Jeremy Lin's 2017-18 season came to an end on opening night, when he played 25 minutes and scored 18 points for the Brooklyn Nets in a loss to the Indiana Pacers. He injured his knee that night, and he spent the rest of the season and the ensuing offseason working his way into playing shape. All of that hard work and effort made it extra hard for Lin when the Nets dealt him to the Atlanta Hawks for guard Isaia Cordinier.

But Lin is back on the floor and healthy again, playing a sixth-man role off the bench for Atlanta. In 25 games, Lin is averaging 18.2 minutes and 10.6 points per game while shooting 50.3 percent from the floor.
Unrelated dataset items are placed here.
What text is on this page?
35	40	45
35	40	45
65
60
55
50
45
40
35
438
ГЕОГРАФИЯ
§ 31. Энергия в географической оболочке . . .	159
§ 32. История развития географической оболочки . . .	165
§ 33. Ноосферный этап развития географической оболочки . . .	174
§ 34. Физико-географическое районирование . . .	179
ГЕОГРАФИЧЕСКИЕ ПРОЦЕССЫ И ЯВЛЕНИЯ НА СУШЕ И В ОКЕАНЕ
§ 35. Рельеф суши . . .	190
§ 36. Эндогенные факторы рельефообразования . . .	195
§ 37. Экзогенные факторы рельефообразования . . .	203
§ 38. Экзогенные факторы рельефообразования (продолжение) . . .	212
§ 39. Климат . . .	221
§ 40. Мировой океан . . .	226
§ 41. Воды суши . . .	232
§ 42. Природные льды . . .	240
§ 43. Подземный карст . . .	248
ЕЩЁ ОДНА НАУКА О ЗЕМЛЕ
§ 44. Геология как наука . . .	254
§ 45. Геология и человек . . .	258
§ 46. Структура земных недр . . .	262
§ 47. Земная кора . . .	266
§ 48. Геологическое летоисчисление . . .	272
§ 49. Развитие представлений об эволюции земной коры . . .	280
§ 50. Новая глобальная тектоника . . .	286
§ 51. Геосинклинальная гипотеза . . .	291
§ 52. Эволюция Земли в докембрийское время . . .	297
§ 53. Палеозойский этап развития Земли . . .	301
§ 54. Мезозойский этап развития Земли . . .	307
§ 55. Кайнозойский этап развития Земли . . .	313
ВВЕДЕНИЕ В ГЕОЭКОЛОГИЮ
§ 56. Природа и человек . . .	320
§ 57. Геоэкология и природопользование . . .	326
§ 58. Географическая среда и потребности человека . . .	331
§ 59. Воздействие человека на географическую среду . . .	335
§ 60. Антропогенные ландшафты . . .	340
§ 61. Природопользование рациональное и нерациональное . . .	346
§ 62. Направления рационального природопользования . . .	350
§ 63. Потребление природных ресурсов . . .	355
“I call him the stabilizer,” Hawks coach Lloyd Pierce said before the game, per The Athletic's Michael Scotto. “He’s been a guy that coming off the bench, his experience, you know what you’re going to get from him especially in pick-and-roll. Whether we’re up or down what he does is he comes in and just impacts the game immediately just staying within himself.”

To say that Lin has triumphed through adversity in his career would be an understatement. In his two seasons with the Nets, injuries limited the 30-year-old to just 37 games played. He went undrafted after four seasons of college basketball at Harvard, and he played just 29 games with the Golden State Warriors as a rookie in 2010-11. Lin averaged just 2.6 points in 9.8 minutes per game that year.

But things turned around after the Houston Rockets waived Lin the following season and he caught on with the New York Knicks. He averaged 14.6 points per game in 35 appearances with New York in 2011-12. In his nine-year career, Lin has averages of 11.9 points and 4.4 assists per game.